Les Amants Reguliers

Both The Dreamers and Les Amants Réguliers take place in Paris, at least partly in 1968. Both films star Louis Garrel (who, by the way, is dreamy, though googling for pictures of him reveals a somewhat misguided choice of hairstyles). So, going into Les Amants Réguliers, I expected something roughly like The Dreamers.

There’s a pretty good chain of DVD stores in the Netherlands called “DVD Valley”, good in great part because they sort their films by genre, and not alphabetically. Two of the genres they have are “Arthouse” and “Arthouse light”. The Dreamers definitely fits under the arthouse light category, despite all the full frontal nudity. Les Amants Réguliers? Far out in the hardcore arthouse field. And you know what? I kinda really liked it. To put it more precisely: it reminded me of what film can do, reminded me that indie films aren’t just be about a slower pace or quirkier characters, but that true arthouse films can be an entirely different experience from traditional narrative film.

This is a black and white film with barely the outline of a plot which nonetheless manages to be three hours long, with long almost static takes in which little happens, only scatterings any background music in the first half, and characters with no clear personality traits. I understand entirely if it sounds like torture to sit through it.

The film gets to the Paris riots pretty soon, long before it gets to any part involving lovers, in any case. Molotov cocktails and police charges. Sounds exciting? Not really. There is only extremely long take showing people throwing Molotov cocktail after the other at a burning car, with a few people in the foreground with helmets on watching impassively, a girl with a similar helmet kissing a guy, the main character crouching on the ground, standing up, crouching again. They move a car, throw it on its side as a barricade.

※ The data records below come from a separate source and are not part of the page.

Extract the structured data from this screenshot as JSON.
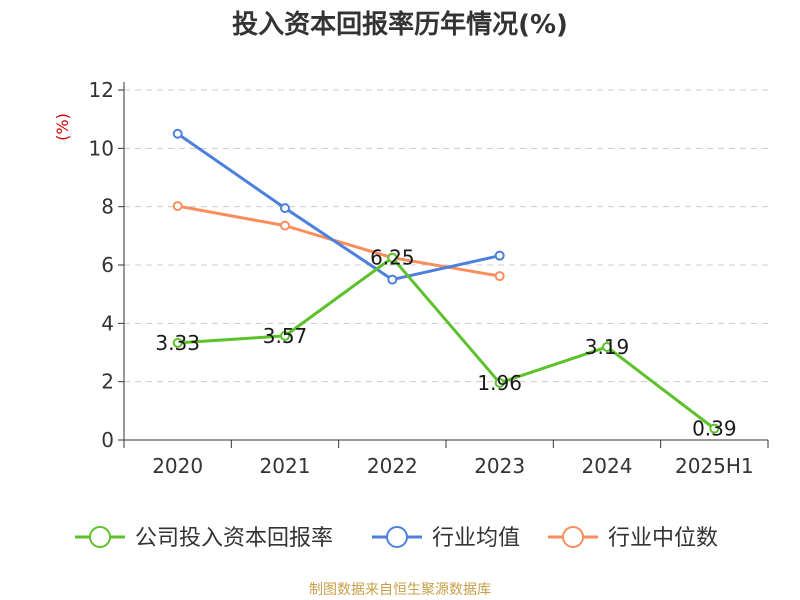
{
  "chart_data": {
    "type": "line",
    "title": "投入资本回报率历年情况(%)",
    "y_unit_label": "(%)",
    "categories": [
      "2020",
      "2021",
      "2022",
      "2023",
      "2024",
      "2025H1"
    ],
    "ylim": [
      0,
      12
    ],
    "yticks": [
      "0",
      "2",
      "4",
      "6",
      "8",
      "10",
      "12"
    ],
    "grid": true,
    "legend_position": "bottom",
    "series": [
      {
        "name": "公司投入资本回报率",
        "color": "#5cc12a",
        "values": [
          3.33,
          3.57,
          6.25,
          1.96,
          3.19,
          0.39
        ],
        "labels": [
          "3.33",
          "3.57",
          "6.25",
          "1.96",
          "3.19",
          "0.39"
        ],
        "width": 3
      },
      {
        "name": "行业均值",
        "color": "#4d7fdc",
        "values": [
          10.5,
          7.95,
          5.5,
          6.32,
          null,
          null
        ],
        "width": 3
      },
      {
        "name": "行业中位数",
        "color": "#f98d5c",
        "values": [
          8.02,
          7.35,
          6.25,
          5.62,
          null,
          null
        ],
        "width": 3
      }
    ],
    "source": "制图数据来自恒生聚源数据库"
  }
}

This sequence is crucial in the film, I believe, because it allows you to let go. It was during this passage that I stopped trying to make sense of things, look for the usual signs of narrative, stopped registering everything so precisely. It’s when I stopped watching the film to much and just let myself be carried away. And I love that, especially in the cinema, just letting you forget yourself for a moment (and I’ll admit, in one very slow passage, close my eyes for a few seconds). It’s why I loved La Dolce Vita and 8 1/2, though this film was far from Fellini’s level, the individual passages much less fascinating, the artistic vision much less clear, and, to be honest, the characters a little generic. Interchangeable, even, at points. Despite these failings, the film took me somewhere else for a few hours, somewhere a lot less glamorous than I like imagining it, but in a way that I had somehow managed to forget existed.